Lecture 06: Relationships, Sets, and Running Times

Overview

  1. Relationships Between ADTs
    • Lists
    • Deques
    • Queues
    • Stacks
  2. The Set ADT
  3. Implementing Sets
  4. Running Time Assumptions

Relationships Between ADTs

Other ADTs

  • List
  • Deque
  • Stack
  • Queue

Simulating Operations

Question. Given a List, how can you simulate a Deque?

  • addFirst?
  • addLast?
  • removeFirst?

You’ve Already Seen This!

public class ASLDeque<E> implements SimpleDeque<E> {
    private SimpleList<E> list = new ArraySimpleList<E>();
	
    public int size() { return list.size(); }

    public boolean isEmpty() { return list.isEmpty(); }

    public void addFirst(E x) { list.add(0, x); }

    public E removeFirst() { return list.remove(0); }

    public E peekFirst() { return list.get(0); }

    public void addLast(E x) { list.add(list.size(), x); }

    public E removeLast() { return list.remove(list.size() - 1); }

    public E peekLast() { return list.get(list.size() - 1); }
}

Question

If we can always use a List, why would we ever want just a stack/queue/deque?

Designing for Efficency

Use the simplest ADTs that provides the required functionality to solve a problem

  • a straightforward implementation of a simple ADT is often more efficient than a sophisticated implementation of a more general ADT

See, e.g., Assignments 2 and 3

Sets

Sets

A set is a collection of unique elements

  • any element appears only once in the set

  • no order (index) associated with elements

Sets of numbers:

The Set ADT

Basic Operations:

  • determine size of set (number of distinct elements)
  • add an element to the set, if not already present
  • remove an element from set if present
  • find and return an element in set, if present

Set Example

Example \(\texttt{set} = \{2, 3, 4, 7, 11\}\)

  • set.add(3)
  • set.add(5)
  • set.remove(4)
  • set.find(7)
  • set.find(8)

SimpleUSet Interface

public interface SimpleUSet<E> {
    int size();

    boolean isEmpty();

    boolean add(E x);

    E remove(E x);

    E find(E x);
}

Question 1

How can we implement a SimpleUSet using a SimpleList?

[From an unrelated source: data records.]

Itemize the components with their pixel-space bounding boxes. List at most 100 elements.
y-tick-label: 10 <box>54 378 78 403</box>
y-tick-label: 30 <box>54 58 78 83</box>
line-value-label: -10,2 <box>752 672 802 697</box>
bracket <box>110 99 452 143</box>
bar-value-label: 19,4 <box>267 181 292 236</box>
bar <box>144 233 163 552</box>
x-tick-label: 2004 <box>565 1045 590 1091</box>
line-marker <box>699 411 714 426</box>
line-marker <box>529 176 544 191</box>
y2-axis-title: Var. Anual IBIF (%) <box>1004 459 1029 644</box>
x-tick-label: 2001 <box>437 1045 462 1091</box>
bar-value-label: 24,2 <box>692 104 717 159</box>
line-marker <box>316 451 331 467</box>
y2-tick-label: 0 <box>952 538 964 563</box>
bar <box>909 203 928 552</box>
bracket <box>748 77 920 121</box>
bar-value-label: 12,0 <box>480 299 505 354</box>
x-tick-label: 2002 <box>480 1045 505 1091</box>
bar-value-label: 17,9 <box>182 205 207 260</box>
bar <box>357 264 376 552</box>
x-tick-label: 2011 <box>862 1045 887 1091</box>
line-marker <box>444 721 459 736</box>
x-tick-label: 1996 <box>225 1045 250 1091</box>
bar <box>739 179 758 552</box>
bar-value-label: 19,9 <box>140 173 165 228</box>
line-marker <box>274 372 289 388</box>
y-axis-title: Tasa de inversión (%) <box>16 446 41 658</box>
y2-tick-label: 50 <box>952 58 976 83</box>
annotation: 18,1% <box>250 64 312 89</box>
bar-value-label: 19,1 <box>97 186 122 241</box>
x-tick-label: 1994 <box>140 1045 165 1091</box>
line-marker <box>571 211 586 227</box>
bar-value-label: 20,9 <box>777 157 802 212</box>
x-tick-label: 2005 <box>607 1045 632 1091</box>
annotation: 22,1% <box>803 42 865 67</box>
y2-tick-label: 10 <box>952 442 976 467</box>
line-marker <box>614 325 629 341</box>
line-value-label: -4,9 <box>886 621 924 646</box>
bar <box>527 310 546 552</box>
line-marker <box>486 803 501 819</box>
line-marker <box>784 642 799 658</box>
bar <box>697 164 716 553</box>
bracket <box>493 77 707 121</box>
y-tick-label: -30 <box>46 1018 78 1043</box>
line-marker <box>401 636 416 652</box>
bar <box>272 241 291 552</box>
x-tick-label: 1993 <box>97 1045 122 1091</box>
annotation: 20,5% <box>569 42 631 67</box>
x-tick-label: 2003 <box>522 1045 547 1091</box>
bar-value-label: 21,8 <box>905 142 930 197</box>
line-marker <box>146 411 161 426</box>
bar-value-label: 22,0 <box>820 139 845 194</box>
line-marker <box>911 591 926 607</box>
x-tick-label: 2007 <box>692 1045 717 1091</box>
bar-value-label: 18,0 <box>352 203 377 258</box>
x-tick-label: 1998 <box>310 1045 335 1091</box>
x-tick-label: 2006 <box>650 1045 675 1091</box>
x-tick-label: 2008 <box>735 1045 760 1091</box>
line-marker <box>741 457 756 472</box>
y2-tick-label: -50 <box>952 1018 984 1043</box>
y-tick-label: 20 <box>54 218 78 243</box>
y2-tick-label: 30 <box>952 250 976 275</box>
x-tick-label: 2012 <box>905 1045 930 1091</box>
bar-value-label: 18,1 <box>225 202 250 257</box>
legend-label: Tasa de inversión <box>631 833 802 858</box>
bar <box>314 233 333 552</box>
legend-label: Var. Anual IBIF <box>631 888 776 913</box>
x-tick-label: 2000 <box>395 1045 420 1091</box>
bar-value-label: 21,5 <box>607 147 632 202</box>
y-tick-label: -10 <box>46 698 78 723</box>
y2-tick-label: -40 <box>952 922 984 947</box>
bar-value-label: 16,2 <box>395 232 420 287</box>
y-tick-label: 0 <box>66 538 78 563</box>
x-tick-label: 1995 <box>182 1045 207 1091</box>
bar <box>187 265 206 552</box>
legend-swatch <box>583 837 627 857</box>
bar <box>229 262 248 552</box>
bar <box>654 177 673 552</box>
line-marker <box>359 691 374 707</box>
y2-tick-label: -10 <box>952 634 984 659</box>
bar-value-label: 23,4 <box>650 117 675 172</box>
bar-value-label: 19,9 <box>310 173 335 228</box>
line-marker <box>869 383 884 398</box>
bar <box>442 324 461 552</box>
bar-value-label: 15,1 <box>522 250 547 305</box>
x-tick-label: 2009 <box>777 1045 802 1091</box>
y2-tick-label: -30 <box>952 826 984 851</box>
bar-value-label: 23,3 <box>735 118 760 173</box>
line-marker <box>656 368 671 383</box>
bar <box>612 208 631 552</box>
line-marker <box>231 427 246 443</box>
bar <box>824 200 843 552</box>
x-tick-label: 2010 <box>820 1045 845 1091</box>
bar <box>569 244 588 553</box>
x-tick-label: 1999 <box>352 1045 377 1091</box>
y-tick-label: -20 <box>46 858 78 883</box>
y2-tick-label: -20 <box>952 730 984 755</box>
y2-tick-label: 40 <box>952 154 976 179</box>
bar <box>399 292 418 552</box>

public interface SimpleList<E> {
    int size();
    boolean isEmpty();
    E get(int i);
    void set(int i, E x);
    void add(int i, E x);
    E remove(int i);
}

public interface SimpleUSet<E> {
    int size();
    boolean isEmpty();
    boolean add(E x);
    E remove(E x);
    E find(E x);
}

How to Add to a Set?

public class ListSimpleUSet<E> implements SimpleUSet<E> {
    private SimpleList<E> list;
	
    ...
	
    public boolean add(E x) {
	    ...
    }
}

How to Remove?

public class ListSimpleUSet<E> implements SimpleUSet<E> {
    private SimpleList<E> list;
	
    ...
	
    public E remove(E x) {
	    ...
    }
}

How to Find?

public class ListSimpleYSet<E> implements SimpleUSet<E> {
    private SimpleList<E> list;
	
    ...
	
    public E find(E x) {
	    ...
    }
}

Question 2

Which SimpleList implementation would be more efficient to use in ListSimpleUSet?

  • ArraySimpleList
  • LinkedSimpleList

Will there be a big difference in performance?

Consider add operation

  • What SimpleList operations does add use?
  • How many such operations does operations does add require?
  • How efficient is each operation for…
    • ArraySimpleList?
    • LinkedSimpleList?

Testing our ListSimpleUSet

Make ListSimpleUSet.java

  • constructor allows user to choose SimpleList implementation

Compare ArraySimpleList vs LinkeSimpleList performance

Set Building Times

Remark on == vs .equals()

Consider the following code:

Integer i = new Integer(10);
Integer j = new Integer(10);

if (i == j) {
    System.out.println("They're the same!");
} else {
    System.out.println("They're not the same!");
}

What does it print?

What about now?

Integer i = new Integer(10);
Integer j = new Integer(10);

if (i.equals(j)) {
    System.out.println("They're the same!");
} else {
    System.out.println("They're not the same!");
}

Question

What is the difference between i == j and i.equals(j)?

Terminology

  • i == j connotes literal equality
    • i and j refer to the same object
  • i.equals(j) connotes semantic equivalence
    • i and j behave in the same way

Usage

When defining a new class, by default == and .equals have the same effect:

  • both are true only when their arguments refer to the same object instance

We can override the default implementation to make equals method do something different

  • E.g., for Integers, i.equals(j) if i and j store the same int value

For SimpleUSet<E>

Must be sure to use equals method, not ==!

SimpleUSet<Integer> set;
set.add(new Integer(2));
set.add(new Integer(2));

Result should be that set contains only one element whose value is 2.

Find and Remove

find and remove return instances stored by the set

E.g., this:

public E find(E x) {
    E y;
    for(int i = 0; i < list.size(); ++i) {
        y = list.get(i);
        if (x.equals(y)) {
            return y;
        }
    return null;
}

Not this:

public E find(E x) {
    E y;
    for(int i = 0; i < list.size(); ++i) {
        y = list.get(i);
        if (x.equals(y)) {
            return x;
        }
    return null;
}